Si pensás en un nido capaz no es el mismo que imagino yo, pero sabés de qué te hablo. Eso se llama signo lingüístico.
yo soy emi
Nací en Córdoba Capital. Soy la quinta hija de seis hermanos. La familia numerosa fue siempre un lugar común y hermoso donde la palabra y los relatos se hacían eco. Historias de inmigración constituyen mi identidad: mi abuela paterna cruzó el mar a los 7 años, y la otra sufrió los avatares de la Segunda Guerra Mundial. Historias que se conectan con el interior del interior argentino, por Santiago Temple, en Río Segundo; o por algunos pueblitos del Chaco.
Transito incluso con los relatos, también, de un tal Saúl Taborda, partícipe e ideólogo de la reforma universitaria. Tío de mi abuelo paterno, referente de las ideas de una educación comunal y de un profundo humanismo.
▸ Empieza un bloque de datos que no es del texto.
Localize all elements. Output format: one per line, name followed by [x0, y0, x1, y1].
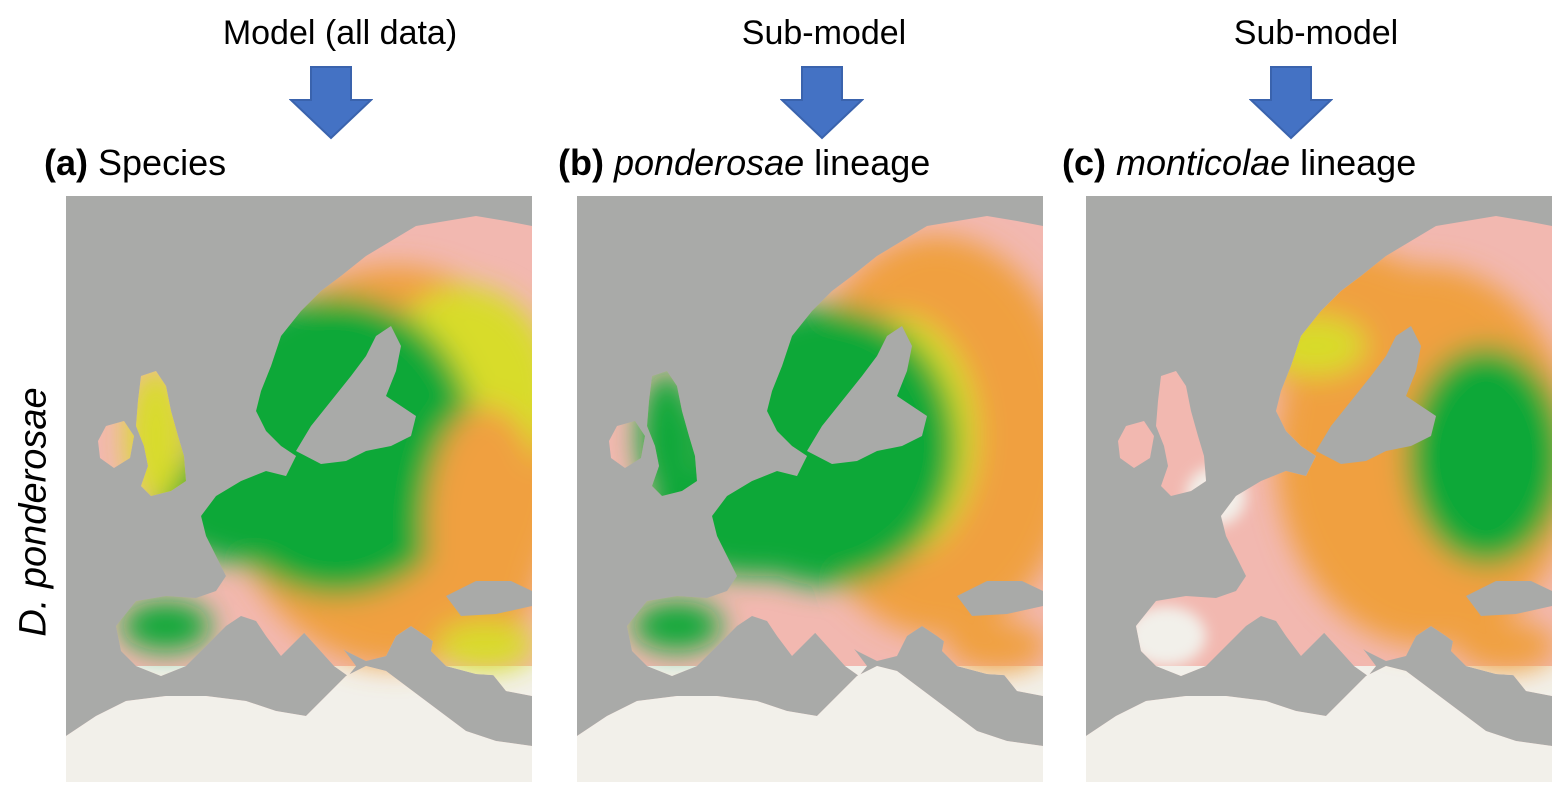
row-label: D. ponderosae	[4, 372, 64, 652]
map-panel-a	[66, 196, 532, 782]
baltic-sea	[1316, 326, 1436, 464]
map-panel-c	[1086, 196, 1552, 782]
black-sea	[957, 581, 1043, 616]
panel-title-text: lineage	[804, 142, 931, 183]
map-panel-b	[577, 196, 1043, 782]
panel-title-italic: monticolae	[1116, 142, 1291, 183]
down-arrow-icon	[289, 66, 373, 140]
black-sea	[446, 581, 532, 616]
column-header-c: Sub-model	[1233, 14, 1399, 52]
panel-title-italic: ponderosae	[613, 142, 805, 183]
panel-title-a: (a) Species	[44, 142, 226, 184]
panel-title-text: Species	[98, 142, 227, 183]
row-label-text: D. ponderosae	[12, 387, 55, 637]
panel-letter: (b)	[558, 142, 604, 183]
panel-title-text: lineage	[1290, 142, 1417, 183]
panel-letter: (c)	[1062, 142, 1106, 183]
panel-title-c: (c) monticolae lineage	[1062, 142, 1416, 184]
panel-title-b: (b) ponderosae lineage	[558, 142, 930, 184]
baltic-sea	[296, 326, 416, 464]
column-header-a: Model (all data)	[222, 14, 458, 52]
down-arrow-icon	[780, 66, 864, 140]
column-header-b: Sub-model	[741, 14, 907, 52]
down-arrow-icon	[1249, 66, 1333, 140]
black-sea	[1466, 581, 1552, 616]
baltic-sea	[807, 326, 927, 464]
panel-letter: (a)	[44, 142, 88, 183]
En esa atmósfera de historias, de relatos, de textos que habitan en mí y en mis silencios, se fue delineando –quizás– un interés muy fuerte por la palabra.
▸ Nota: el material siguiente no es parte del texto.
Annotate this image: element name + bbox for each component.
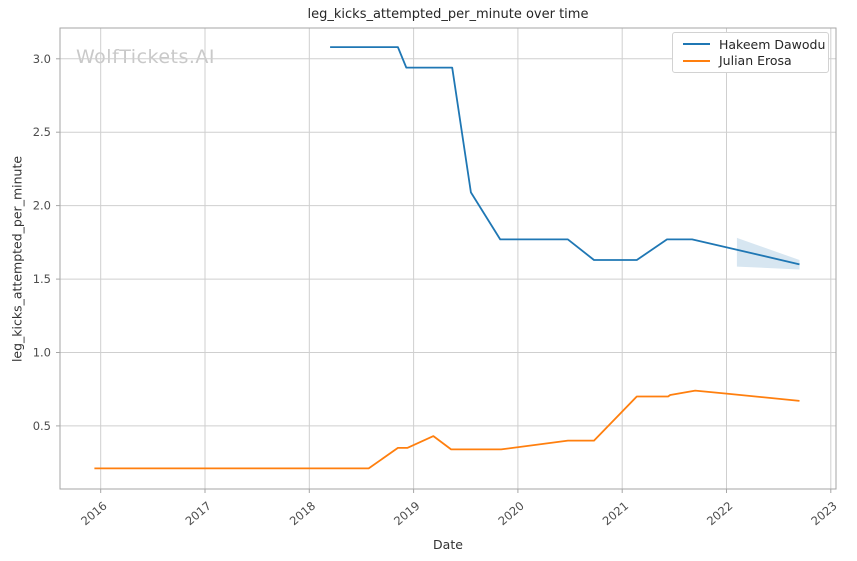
- legend-item-julian-erosa: Julian Erosa: [683, 53, 820, 69]
- watermark: WolfTickets.AI: [76, 46, 216, 68]
- x-tick-label: 2017: [182, 499, 213, 529]
- x-tick-label: 2023: [808, 499, 839, 529]
- chart-title: leg_kicks_attempted_per_minute over time: [307, 7, 589, 22]
- x-tick-label: 2022: [704, 499, 735, 529]
- confidence-band: [736, 237, 800, 270]
- y-tick-label: 1.0: [33, 346, 51, 360]
- legend-label: Julian Erosa: [719, 53, 792, 69]
- legend: Hakeem Dawodu Julian Erosa: [672, 32, 829, 73]
- y-tick-label: 2.5: [33, 125, 51, 139]
- y-tick-label: 2.0: [33, 199, 51, 213]
- x-axis-label: Date: [433, 537, 463, 552]
- series-line-julian-erosa: [94, 389, 800, 470]
- y-axis-label: leg_kicks_attempted_per_minute: [9, 155, 25, 363]
- x-tick-label: 2021: [600, 499, 631, 529]
- series-line-hakeem-dawodu: [330, 46, 800, 266]
- legend-item-hakeem-dawodu: Hakeem Dawodu: [683, 36, 825, 52]
- x-tick-label: 2018: [287, 499, 318, 529]
- x-tick-label: 2019: [391, 499, 422, 529]
- legend-line-swatch-blue: [683, 43, 710, 46]
- y-tick-label: 1.5: [33, 272, 51, 286]
- plot-border: [59, 27, 837, 490]
- y-tick-label: 3.0: [33, 52, 51, 66]
- legend-line-swatch-orange: [683, 59, 710, 62]
- x-tick-label: 2016: [78, 499, 109, 529]
- legend-label: Hakeem Dawodu: [719, 36, 826, 52]
- y-tick-label: 0.5: [33, 419, 51, 433]
- x-tick-label: 2020: [495, 499, 526, 529]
Tengo dos recuerdos muy patentes de la infancia: uno, referido a un libro enorme que nos leía la maestra en la guardería. De ahí devino el pedido a mis padres de un libro similar que aún conservo. El segundo recuerdo son mis ansias de aprender a leer y a escribir. Pasaba el tiempo mirando a mis hermanos mayores dominar esas habilidades, y eso me generaba una fascinación particular.
Más tarde, en los años adolescentes, buscaba leer libros para incorporar palabras nuevas. Tenía un cuaderno exclusivo para registrar esos términos. Pero, además, prestaba especial atención a cómo escribían algunos escritores. El primero fue García Márquez. Leí muchas veces Los funerales de mamá grande.
Luego, me inscribí en la carrera de Letras Modernas en la Facultad de Filosofía y Humanidades, en la UNC. Allí aprendí el oficio de leer. Leer de otra manera, con otros sentidos, incluso leer mi propia historia.
Desde aquellos días me dedico a la docencia en la escuela media. Dirigí un taller de Literatura Latinoamericana y brindé espacios de lectura y escritura a personas en situación de calle. Me formé en cursos de narración oral.